In SEC v. Rand, Civil Action No. 1:09-CV-1780 (N.D. Ga. Filed July 1, 2009) the Commission filed a financial fraud action centered on a years long scheme to manage the earnings of home builder Beazer Homes USA, Inc. The defendant is Michael Rand, the former chief accounting officer of the company. Mr. Rand is litigating the case. See also Lit. Rel. 21114 (July 1, 2009).

Beginning as controller and later as chief accounting officer, Mr. Rand, according to the SEC, engaged in a scheme over a period of about eight years to meet analysts’ expectations essentially through the use of cookie jar reserves. The fraudulent scheme had three key facets. First, the land inventory accounts were manipulated. Under company accounting policies, as subdivisions were built, costs accumulated in the land inventory accounts were allocated to individual home lots which were then offered for sale. When the home was sold the allocated costs in the account were expensed as a cost of sale.

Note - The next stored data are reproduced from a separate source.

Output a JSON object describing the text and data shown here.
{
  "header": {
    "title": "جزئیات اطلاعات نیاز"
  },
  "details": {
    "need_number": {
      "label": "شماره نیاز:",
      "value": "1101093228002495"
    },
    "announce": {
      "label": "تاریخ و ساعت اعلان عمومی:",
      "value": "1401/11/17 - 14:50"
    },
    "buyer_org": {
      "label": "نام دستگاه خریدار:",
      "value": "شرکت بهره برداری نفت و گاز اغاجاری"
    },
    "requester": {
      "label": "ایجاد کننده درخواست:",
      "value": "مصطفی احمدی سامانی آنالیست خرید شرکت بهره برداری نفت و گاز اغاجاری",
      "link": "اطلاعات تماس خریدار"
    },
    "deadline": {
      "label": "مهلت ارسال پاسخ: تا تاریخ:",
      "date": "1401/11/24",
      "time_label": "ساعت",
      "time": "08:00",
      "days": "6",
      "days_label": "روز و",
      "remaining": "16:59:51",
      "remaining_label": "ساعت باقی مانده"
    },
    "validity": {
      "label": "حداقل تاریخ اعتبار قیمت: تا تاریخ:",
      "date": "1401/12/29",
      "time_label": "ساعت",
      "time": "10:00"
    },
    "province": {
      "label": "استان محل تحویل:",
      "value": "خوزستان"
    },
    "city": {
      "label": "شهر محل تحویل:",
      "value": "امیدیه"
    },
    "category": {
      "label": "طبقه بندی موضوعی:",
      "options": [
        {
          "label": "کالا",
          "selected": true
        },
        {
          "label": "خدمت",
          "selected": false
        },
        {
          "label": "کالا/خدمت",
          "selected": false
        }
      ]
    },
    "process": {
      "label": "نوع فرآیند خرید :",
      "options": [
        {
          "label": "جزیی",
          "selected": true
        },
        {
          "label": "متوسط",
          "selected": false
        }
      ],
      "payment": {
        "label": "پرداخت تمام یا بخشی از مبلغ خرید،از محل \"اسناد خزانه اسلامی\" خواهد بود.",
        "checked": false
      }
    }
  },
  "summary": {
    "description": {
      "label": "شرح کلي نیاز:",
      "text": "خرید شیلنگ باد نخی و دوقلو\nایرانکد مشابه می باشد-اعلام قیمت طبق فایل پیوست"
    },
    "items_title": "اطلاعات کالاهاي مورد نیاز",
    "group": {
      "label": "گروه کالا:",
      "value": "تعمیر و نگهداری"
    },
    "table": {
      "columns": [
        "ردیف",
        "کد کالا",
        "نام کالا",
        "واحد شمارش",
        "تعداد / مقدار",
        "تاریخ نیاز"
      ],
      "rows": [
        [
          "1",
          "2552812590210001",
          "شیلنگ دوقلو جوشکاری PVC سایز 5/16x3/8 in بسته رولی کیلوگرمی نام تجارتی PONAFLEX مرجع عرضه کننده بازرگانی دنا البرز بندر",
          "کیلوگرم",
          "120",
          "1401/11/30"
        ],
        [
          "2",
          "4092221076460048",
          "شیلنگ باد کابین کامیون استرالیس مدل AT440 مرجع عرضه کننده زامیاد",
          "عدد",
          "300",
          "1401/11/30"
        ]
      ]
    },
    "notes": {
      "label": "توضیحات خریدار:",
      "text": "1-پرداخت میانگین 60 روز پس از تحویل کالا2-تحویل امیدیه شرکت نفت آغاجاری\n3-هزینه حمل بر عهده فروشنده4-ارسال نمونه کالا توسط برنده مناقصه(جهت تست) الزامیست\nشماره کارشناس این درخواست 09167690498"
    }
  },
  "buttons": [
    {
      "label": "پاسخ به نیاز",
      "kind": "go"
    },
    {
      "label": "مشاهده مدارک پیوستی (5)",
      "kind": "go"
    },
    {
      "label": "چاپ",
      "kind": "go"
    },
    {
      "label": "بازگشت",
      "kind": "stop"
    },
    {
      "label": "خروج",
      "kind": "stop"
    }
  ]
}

Beginning in 2000 and continuing through 2004, Mr. Rand over allocated land inventory costs in material amounts. For example, in the first quarter of 2004, the amounts were overstated by about $3.9 million. In the second quarter, they were over allocated by about $4.2 million. This caused the company to understate income by a total of $56 million between 2000 and 2005 or by about 5% of reported net income. Beginning in 2006, the over allocations were reversed, thereby overstating income.

In a second facet of the scheme, the “house cost to complete” reserves were utilized in a similar fashion. This reserve was established under company policy for completed homes to cover unexpected minor expenses such as small repairs or final cosmetic touchups. Typically, the reserve was a few thousand dollars per home. Company policy called for the reserve to be zeroed out a few months after the sale with any remaining amounts taken to income.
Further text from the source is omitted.